Abstract

The prevalence of adult ADHD is estimated to 5.3% and is often comorbid with substance use disorder (SUD) . The odds Ratio ranges from 1.5 to 7.9, depending on the substance and the dependence level. Conversely, the prevalence of ADHD among patients with SUD is 10.8%, versus 3.8% for patients without SUD. Methylphenidate (MPH) alleviates ADHD symptoms and is currently considered as a first choice medication. MPH competitively binds and blocks the dopamine (DAT) and norepinephrine (NET) transporters with no or low affinity for the serotonin transporter . This mechanism of action is similar to a cocaine intake, which results in a rapid increase of the synaptic dopamine concentration preferentially in the nucleus accumbens . However, the subjective effects are highly dependent on the rate of input. Oral or IV MPH leads to different effects even when the increase of dopamine concentration is comparable. It is more the change per unit time of the dopamine increase (rapid elevation) that is associated to the perception of euphoria than the increase of dopamine itself . A formulation with a slow rate of delivery will lead to a lower risk of reinforcing effect (euphoria) and abuse than an immediate release formulation.
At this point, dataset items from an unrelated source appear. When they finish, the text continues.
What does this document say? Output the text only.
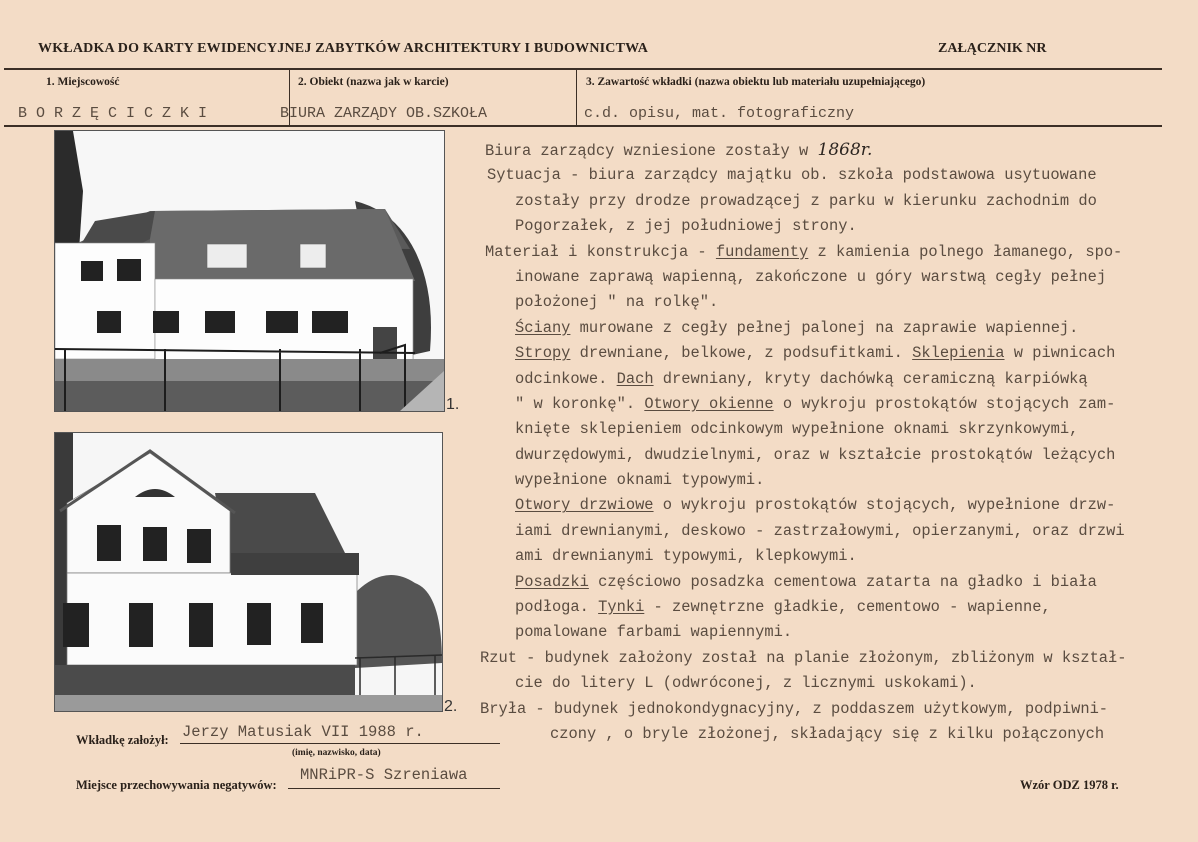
WKŁADKA DO KARTY EWIDENCYJNEJ ZABYTKÓW ARCHITEKTURY I BUDOWNICTWA	ZAŁĄCZNIK NR
1. Miejscowość	2. Obiekt (nazwa jak w karcie)	3. Zawartość wkładki (nazwa obiektu lub materiału uzupełniającego)
B O R Z Ę C I C Z K I	BIURA ZARZĄDY OB.SZKOŁA	c.d. opisu, mat. fotograficzny
1.
2.
Biura zarządcy wzniesione zostały w 1868r.
Sytuacja - biura zarządcy majątku ob. szkoła podstawowa usytuowane
zostały przy drodze prowadzącej z parku w kierunku zachodnim do
Pogorzałek, z jej południowej strony.
Materiał i konstrukcja - fundamenty z kamienia polnego łamanego, spo-
inowane zaprawą wapienną, zakończone u góry warstwą cegły pełnej
położonej " na rolkę".
Ściany murowane z cegły pełnej palonej na zaprawie wapiennej.
Stropy drewniane, belkowe, z podsufitkami. Sklepienia w piwnicach
odcinkowe. Dach drewniany, kryty dachówką ceramiczną karpiówką
" w koronkę". Otwory okienne o wykroju prostokątów stojących zam-
knięte sklepieniem odcinkowym wypełnione oknami skrzynkowymi,
dwurzędowymi, dwudzielnymi, oraz w kształcie prostokątów leżących
wypełnione oknami typowymi.
Otwory drzwiowe o wykroju prostokątów stojących, wypełnione drzw-
iami drewnianymi, deskowo - zastrzałowymi, opierzanymi, oraz drzwi
ami drewnianymi typowymi, klepkowymi.
Posadzki częściowo posadzka cementowa zatarta na gładko i biała
podłoga. Tynki - zewnętrzne gładkie, cementowo - wapienne,
pomalowane farbami wapiennymi.
Rzut - budynek założony został na planie złożonym, zbliżonym w kształ-
cie do litery L (odwróconej, z licznymi uskokami).
Bryła - budynek jednokondygnacyjny, z poddaszem użytkowym, podpiwni-
czony , o bryle złożonej, składający się z kilku połączonych
Wkładkę założył: Jerzy Matusiak VII 1988 r.
(imię, nazwisko, data)
Miejsce przechowywania negatywów:
MNRiPR-S Szreniawa
Wzór ODZ 1978 r.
The benefits of MPH in adult ADHD have been demonstrated in open-label prospective studies and in randomized clinical trials. Meanwhile prescribing MPH to patients with comorbid SUD has always been challenging for clinicians. In this presentation, we will address the benefits and pitfalls of using MPH in adults with ADHD comorbid SUD, depending on the type of SUD: amphetamine, cocaine, nicotine, alcohol, cannabis and opiates. Overall, due to the prevalence of ADHD in SUD and to the benefits of MPH observed in this population, and considering the mild or low side effects observed, the response to MPH treatment deserve to be evaluated individually.